One of the main thrusts of Pääbo’s work is to compare the DNA code of modern humans with Neanderthals to reveal the specific mutations that make Homo sapiens stand out. “Those genetic changes are probably hiding some key functional changes that are crucial to what makes humans so special. We developed technology and culture which allowed us to colonise the whole planet,” he said.
Ian Agol won the Breakthrough prize in mathematics for proving two famous conjectures in topology, a branch of maths that deals with how shapes transform into each other. The problems were among 23 mapped out in 1982 by the late Bill Thurston, a Fields medallist and pioneer in the field of so-called 3 manifolds, where spheres, cubes and other 3D objects can be embedded in higher dimensional landscapes.

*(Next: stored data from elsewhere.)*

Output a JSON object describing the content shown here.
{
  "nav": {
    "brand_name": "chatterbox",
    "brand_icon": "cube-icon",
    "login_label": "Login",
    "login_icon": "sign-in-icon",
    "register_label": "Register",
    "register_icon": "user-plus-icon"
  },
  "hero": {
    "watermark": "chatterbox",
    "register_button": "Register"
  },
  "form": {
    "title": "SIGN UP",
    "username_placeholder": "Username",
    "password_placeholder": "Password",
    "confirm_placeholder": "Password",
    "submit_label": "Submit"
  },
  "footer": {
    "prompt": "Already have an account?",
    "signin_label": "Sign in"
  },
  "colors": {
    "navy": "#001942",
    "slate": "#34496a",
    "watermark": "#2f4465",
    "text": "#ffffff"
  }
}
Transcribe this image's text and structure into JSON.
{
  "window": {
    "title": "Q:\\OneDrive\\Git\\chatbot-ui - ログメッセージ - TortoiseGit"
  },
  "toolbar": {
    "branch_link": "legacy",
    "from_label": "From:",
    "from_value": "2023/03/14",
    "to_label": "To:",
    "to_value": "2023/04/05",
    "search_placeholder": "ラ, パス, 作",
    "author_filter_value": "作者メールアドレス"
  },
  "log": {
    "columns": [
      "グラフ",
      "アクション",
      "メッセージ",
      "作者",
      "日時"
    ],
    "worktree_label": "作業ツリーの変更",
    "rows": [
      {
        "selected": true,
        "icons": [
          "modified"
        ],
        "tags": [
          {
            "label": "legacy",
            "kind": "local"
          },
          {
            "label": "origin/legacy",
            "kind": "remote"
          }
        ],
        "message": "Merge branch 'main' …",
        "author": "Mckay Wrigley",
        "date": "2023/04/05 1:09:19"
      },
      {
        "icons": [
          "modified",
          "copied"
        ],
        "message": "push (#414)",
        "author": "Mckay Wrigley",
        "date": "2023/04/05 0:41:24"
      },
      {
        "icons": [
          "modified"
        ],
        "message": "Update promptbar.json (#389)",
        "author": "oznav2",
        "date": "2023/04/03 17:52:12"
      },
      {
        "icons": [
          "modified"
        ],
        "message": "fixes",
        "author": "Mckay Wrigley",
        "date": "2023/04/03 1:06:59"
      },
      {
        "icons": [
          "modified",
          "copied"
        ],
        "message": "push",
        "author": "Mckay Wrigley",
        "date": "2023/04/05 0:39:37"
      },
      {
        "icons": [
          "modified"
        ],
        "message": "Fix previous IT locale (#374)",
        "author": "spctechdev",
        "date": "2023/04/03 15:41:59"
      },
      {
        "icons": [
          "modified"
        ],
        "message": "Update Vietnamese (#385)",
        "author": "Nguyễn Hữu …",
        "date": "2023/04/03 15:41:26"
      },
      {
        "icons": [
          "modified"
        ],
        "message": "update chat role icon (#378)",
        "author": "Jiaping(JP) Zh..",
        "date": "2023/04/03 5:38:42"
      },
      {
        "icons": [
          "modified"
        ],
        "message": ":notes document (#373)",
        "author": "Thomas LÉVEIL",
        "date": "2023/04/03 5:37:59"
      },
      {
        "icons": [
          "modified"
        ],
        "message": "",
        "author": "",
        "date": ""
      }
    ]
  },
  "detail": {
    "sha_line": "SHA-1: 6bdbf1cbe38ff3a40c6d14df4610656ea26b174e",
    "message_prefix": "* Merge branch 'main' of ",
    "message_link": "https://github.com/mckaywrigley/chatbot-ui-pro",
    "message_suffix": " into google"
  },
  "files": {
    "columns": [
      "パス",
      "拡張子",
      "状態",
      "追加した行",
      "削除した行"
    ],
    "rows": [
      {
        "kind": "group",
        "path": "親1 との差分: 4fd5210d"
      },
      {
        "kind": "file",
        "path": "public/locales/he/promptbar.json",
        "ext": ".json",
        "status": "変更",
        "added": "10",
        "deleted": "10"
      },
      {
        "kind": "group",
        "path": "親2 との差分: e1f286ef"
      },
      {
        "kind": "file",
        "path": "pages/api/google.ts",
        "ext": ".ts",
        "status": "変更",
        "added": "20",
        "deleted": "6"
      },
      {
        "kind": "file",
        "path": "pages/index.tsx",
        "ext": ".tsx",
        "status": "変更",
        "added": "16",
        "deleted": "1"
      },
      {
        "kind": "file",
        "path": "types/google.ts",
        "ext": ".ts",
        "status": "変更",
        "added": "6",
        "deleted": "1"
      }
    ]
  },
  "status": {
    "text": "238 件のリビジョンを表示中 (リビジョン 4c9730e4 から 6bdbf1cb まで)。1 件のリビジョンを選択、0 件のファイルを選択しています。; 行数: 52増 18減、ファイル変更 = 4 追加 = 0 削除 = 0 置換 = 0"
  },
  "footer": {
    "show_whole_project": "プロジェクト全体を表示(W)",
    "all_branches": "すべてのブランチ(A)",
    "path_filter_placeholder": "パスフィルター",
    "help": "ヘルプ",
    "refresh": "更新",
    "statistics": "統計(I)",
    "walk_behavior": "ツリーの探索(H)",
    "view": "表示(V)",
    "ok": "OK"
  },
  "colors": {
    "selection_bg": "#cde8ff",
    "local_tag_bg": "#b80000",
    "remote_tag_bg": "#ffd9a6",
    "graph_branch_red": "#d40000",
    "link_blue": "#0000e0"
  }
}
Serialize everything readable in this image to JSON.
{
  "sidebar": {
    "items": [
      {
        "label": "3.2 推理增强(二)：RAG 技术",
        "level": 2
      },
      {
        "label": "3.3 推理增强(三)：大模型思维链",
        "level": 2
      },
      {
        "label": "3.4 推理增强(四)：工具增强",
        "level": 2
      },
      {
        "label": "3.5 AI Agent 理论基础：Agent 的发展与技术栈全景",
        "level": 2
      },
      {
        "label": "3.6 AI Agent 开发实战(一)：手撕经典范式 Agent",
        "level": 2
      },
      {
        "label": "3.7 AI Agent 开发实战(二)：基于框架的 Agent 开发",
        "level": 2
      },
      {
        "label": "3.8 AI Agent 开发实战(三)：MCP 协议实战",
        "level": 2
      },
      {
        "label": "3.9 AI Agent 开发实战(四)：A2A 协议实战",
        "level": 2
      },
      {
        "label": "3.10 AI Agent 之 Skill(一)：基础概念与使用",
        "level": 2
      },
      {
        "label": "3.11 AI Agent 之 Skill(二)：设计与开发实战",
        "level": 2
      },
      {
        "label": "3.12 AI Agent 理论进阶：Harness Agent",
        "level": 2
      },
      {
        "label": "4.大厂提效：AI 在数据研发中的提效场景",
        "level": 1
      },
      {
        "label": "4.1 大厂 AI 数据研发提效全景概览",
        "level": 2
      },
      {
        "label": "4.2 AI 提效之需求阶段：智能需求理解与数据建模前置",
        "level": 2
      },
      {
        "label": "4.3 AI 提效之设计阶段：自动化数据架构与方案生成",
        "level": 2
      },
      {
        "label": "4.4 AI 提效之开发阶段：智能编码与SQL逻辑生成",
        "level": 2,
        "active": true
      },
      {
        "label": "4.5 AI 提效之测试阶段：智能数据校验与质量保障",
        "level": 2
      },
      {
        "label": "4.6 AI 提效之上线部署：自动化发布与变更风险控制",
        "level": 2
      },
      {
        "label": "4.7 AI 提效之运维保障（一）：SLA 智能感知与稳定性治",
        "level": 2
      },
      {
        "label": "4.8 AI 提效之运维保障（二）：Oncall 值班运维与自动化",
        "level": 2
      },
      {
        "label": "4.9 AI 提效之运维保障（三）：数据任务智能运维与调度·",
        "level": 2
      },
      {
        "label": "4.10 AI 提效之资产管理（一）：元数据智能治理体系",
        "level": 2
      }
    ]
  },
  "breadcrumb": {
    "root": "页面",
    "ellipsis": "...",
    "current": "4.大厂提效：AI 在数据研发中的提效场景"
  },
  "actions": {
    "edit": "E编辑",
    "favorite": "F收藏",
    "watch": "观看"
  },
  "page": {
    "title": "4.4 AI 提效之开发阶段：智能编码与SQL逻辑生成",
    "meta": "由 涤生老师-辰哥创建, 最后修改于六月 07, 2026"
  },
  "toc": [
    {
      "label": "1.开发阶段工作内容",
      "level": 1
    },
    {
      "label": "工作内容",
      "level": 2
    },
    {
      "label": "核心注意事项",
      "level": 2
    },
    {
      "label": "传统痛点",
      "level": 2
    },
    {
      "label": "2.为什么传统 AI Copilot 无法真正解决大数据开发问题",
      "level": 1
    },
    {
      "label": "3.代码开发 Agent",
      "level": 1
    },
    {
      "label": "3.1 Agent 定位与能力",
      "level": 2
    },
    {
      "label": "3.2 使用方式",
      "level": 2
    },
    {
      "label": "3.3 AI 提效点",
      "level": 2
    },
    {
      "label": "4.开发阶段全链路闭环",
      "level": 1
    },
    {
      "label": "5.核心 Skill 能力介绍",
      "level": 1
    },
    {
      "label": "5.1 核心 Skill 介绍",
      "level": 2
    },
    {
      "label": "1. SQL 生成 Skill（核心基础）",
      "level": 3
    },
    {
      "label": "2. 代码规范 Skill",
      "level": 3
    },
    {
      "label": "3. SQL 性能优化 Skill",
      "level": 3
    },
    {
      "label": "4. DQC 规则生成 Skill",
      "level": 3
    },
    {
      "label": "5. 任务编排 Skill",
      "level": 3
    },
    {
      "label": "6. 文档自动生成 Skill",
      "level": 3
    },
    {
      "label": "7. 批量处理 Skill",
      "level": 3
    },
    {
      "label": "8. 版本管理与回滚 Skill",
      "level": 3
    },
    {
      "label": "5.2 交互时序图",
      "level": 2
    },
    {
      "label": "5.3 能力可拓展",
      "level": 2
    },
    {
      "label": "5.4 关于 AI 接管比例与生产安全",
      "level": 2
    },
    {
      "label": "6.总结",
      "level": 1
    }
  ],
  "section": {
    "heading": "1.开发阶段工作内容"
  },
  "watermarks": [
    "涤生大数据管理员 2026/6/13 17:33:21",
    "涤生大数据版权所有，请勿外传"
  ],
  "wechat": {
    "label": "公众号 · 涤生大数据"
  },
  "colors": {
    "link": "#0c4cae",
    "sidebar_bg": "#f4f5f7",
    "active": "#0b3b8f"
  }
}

Agol said he was honoured to join the list of previous maths prize winners. “The first five prizewinners are some of the best mathematicians around. I don’t really feel qualified to be in that group,” he said.
Agol, 45, was not awarded the Fields medal, which is given to researchers under 40 years old and is considered the most prestigious maths prize. “Mathematics has gotten to the point where if you want to get a Fields medal, you have to be a genius, a prodigy. Some of my best work has been over the age of 40. Hopefully this might encourage people that might not be prodigies to work on hard problems when they are older,” he said.
A haul of $100,000 prizes were handed out to more junior researchers, including André Arroja Neves, a mathematician at Imperial College London, who helped solve the 50-year-old Willmore conjecture. Another junior mathematician, Peter Scholze, of Bonn University in Germany, declined a maths prize.